- Genre: Telenovela
- Based on: Papá a toda madre by Montserrat Gómez García
- Developed by: Juan Andrés Granados
- Written by: Juan Andrés Granados; Paola Arias; Andrea López Jaramillo;
- Directed by: Israel Sánchez; Luis Carlos Sierra;
- Composers: Nicolas Uribe; Sebastián Luengas; Martha Lucía Miranda; Juan Pablo Martínez;
- Country of origin: Colombia
- Original language: Spanish

Production
- Executive producers: Juan Pablo Posada; Yalile Giordanelli;
- Cinematography: Germán Plata; Juan José Beltrán;
- Editor: Marcela Vásquez
- Production company: RCN Televisión

Original release
- Network: Canal RCN
- Release: 21 July 2026 – present

= Pa' seguirte queriendo =

2026 Colombian telenovela

Pa' seguirte queriendo is a Colombian telenovela produced by RCN Televisión.
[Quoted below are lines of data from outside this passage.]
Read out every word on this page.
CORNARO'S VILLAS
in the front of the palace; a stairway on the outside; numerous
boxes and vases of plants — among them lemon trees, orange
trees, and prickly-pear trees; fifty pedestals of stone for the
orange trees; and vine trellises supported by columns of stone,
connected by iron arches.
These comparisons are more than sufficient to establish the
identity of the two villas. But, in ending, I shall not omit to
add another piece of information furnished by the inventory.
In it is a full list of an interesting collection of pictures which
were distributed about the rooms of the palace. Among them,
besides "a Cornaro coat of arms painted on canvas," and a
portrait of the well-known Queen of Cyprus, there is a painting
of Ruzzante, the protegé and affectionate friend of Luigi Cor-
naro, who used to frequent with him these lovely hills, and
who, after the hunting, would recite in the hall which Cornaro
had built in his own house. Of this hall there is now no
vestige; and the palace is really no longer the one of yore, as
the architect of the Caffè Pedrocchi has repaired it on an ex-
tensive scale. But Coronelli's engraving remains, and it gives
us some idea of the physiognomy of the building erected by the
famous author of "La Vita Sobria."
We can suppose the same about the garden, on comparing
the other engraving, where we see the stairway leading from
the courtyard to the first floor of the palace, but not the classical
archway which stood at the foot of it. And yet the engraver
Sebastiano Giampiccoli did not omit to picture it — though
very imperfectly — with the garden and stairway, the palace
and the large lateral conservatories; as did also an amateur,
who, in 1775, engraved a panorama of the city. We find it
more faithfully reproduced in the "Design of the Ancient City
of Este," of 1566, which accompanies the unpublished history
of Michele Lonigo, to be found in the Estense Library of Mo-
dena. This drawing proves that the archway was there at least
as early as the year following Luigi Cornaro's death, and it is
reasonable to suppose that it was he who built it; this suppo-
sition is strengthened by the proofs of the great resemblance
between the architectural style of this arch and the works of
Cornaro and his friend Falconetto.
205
It is a sequel to the 2020 telenovela Pa' quererte. The series stars Sebastián Martínez, Juliette Pardau and Hanny Vizcaíno. It premiered on Canal RCN on 21 July 2026.

== Cast ==
=== Main ===
- Sebastián Martínez as Mauricio Reina De La Hoz
- Juliette Pardau as Daniela "Dany" Daza
- Carlos Camacho as Antonio José "Toño" Perdomo
- Luis Eduardo Arango as Octavio Victoria
- Laura de León as Azucena Tinoco
- Manuel Sarmiento as Jorge Morales
- Juliana Galvis as María Dolores "Lola" Montero
- Diana Wiswell as Catalina Vengoechea
- Natalia Jerez as Lorena Arango
- Aída Morales as Elvira Mora
- Alejandra Ávila as Milagros Victoria Mora
- Hanny Vizcaíno as Isabel Reina Trujillo
- David Martínez as Santiago Arango
- Sharon Delgado as Consuelo Ríos Daza
- Antonella Sánchez
- Andrés Mathias Rincón

=== Recurring and guest stars ===
- Marianela González as Luisa Ortega
- Variel Sánchez as Lorenzo Ríos
- Carlos Fernández as Felipe Urdaneta
- Camila Jurado as Juliana Morales Vengoechea
- Mónica Pardo as María Trujillo
- Silvia de Dios as Clemencia
- Horacio Tavera as Oscar Benítez
- Amparo Conde as Amanda

== Production ==
In December 2025, Pa' seguirte queriendo was announced as part of Canal RCN's programming for 2026. Filming began the following month.